Energy management of hybrid power is critical to maintain the economical and efficient operation of fuel cell mobile robots. To improve the energy distribution between the proton exchange membrane fuel cell (PEMFC) and battery under different working conditions, this paper proposes an adaptive hierarchical energy management strategy (AHEMS) based on the recognition and management levels. Firstly, the recognition level realizes the identification of different working conditions based on the machine learning (ML) methods including the K-means and KNN. Secondly, the fuel cell hydrogen consumption and efficiency are both optimized by adaptive multi-objective particle swarm optimization (AMOPSO) at the management level.
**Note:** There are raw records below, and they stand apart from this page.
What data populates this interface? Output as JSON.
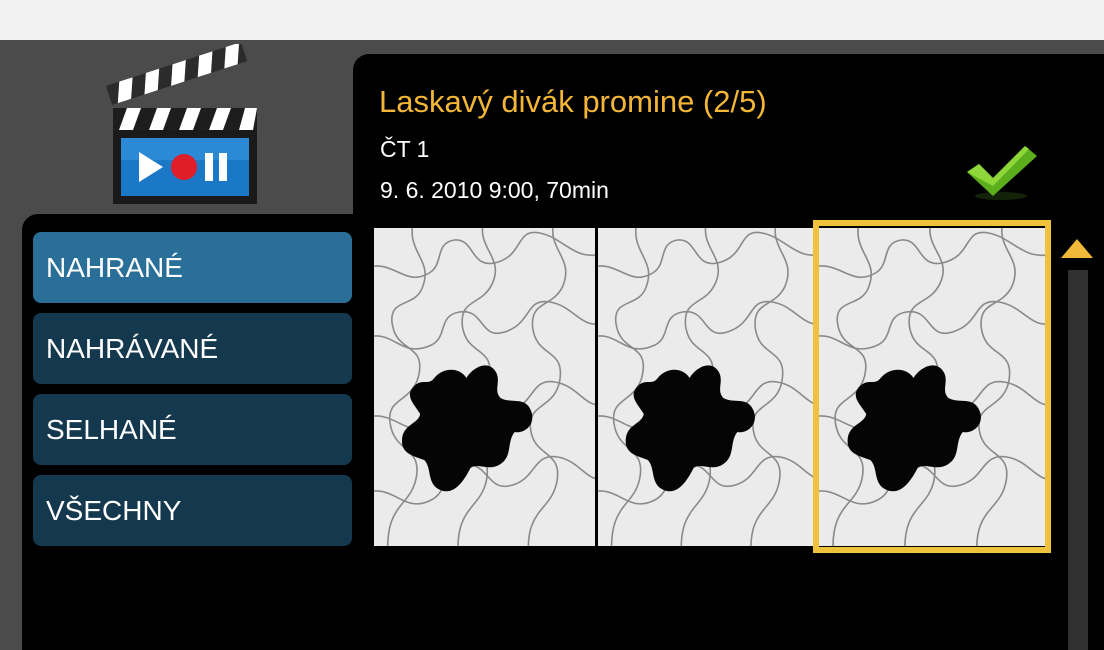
{
  "app": {
    "icon": "clapperboard-record-icon"
  },
  "recording": {
    "title": "Laskavý divák promine (2/5)",
    "channel": "ČT 1",
    "datetime": "9. 6. 2010 9:00, 70min",
    "status_icon": "checkmark-icon"
  },
  "nav": {
    "items": [
      {
        "label": "NAHRANÉ",
        "active": true
      },
      {
        "label": "NAHRÁVANÉ",
        "active": false
      },
      {
        "label": "SELHANÉ",
        "active": false
      },
      {
        "label": "VŠECHNY",
        "active": false
      }
    ]
  },
  "thumbnails": {
    "count": 3,
    "selected_index": 2,
    "image": "puzzle-missing-piece-thumbnail"
  },
  "scrollbar": {
    "up_icon": "triangle-up-icon"
  },
  "colors": {
    "accent": "#f3b636",
    "nav_active": "#2a6f98",
    "nav_inactive": "#14384d",
    "selection": "#f0c13a"
  }
}
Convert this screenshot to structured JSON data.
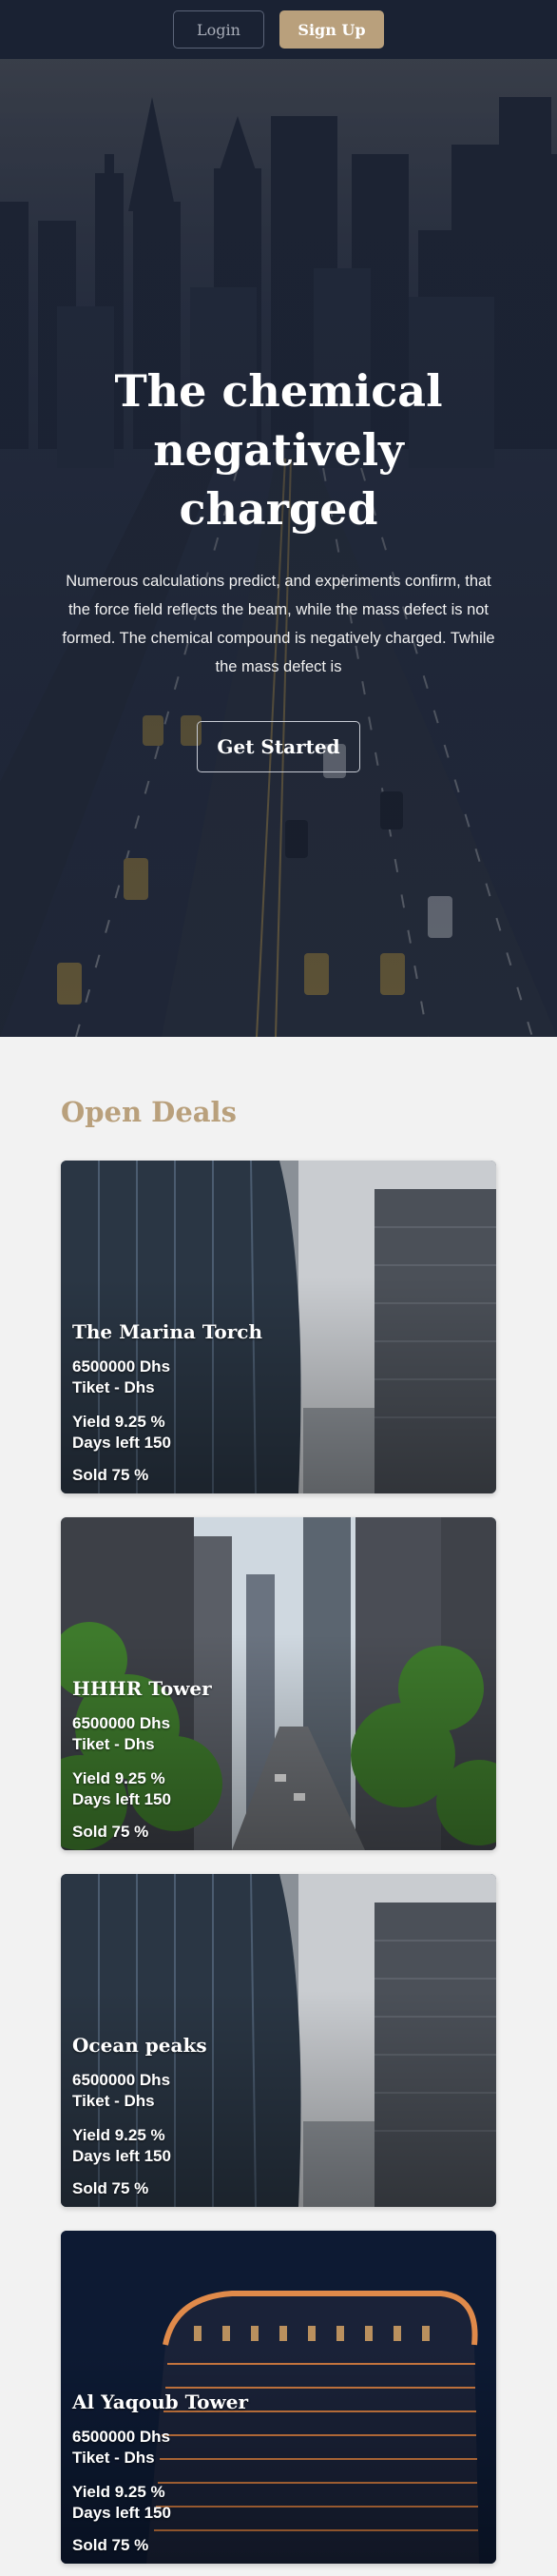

Specifically, an adaptive flight parameter strategy based on the particle dispersity (PD) information is proposed to balance the convergence and diversity of Pareto solutions. Besides, to overcome the parameter uncertainty caused by different working states and improve the system performance, an interval optimization scheme is proposed based on the Pareto solutions. Finally, the fuzzy decision combined with the recognition results and state of charge (SOC) of the battery is performed to find the most appropriate power distribution of the PEMFC and battery. The proposed AHEMS algorithm is compared with different algorithms in the numerical simulation and hardware-in-loop (HIL) experiments. These results demonstrate that the hybrid power system with the proposed optimization scheme performs better than the base model and classical optimization algorithms in terms of the hydrogen consumption and efficiency indexes, revealing the success of this AHEMS approach in solving the energy distribution problem in different working conditions.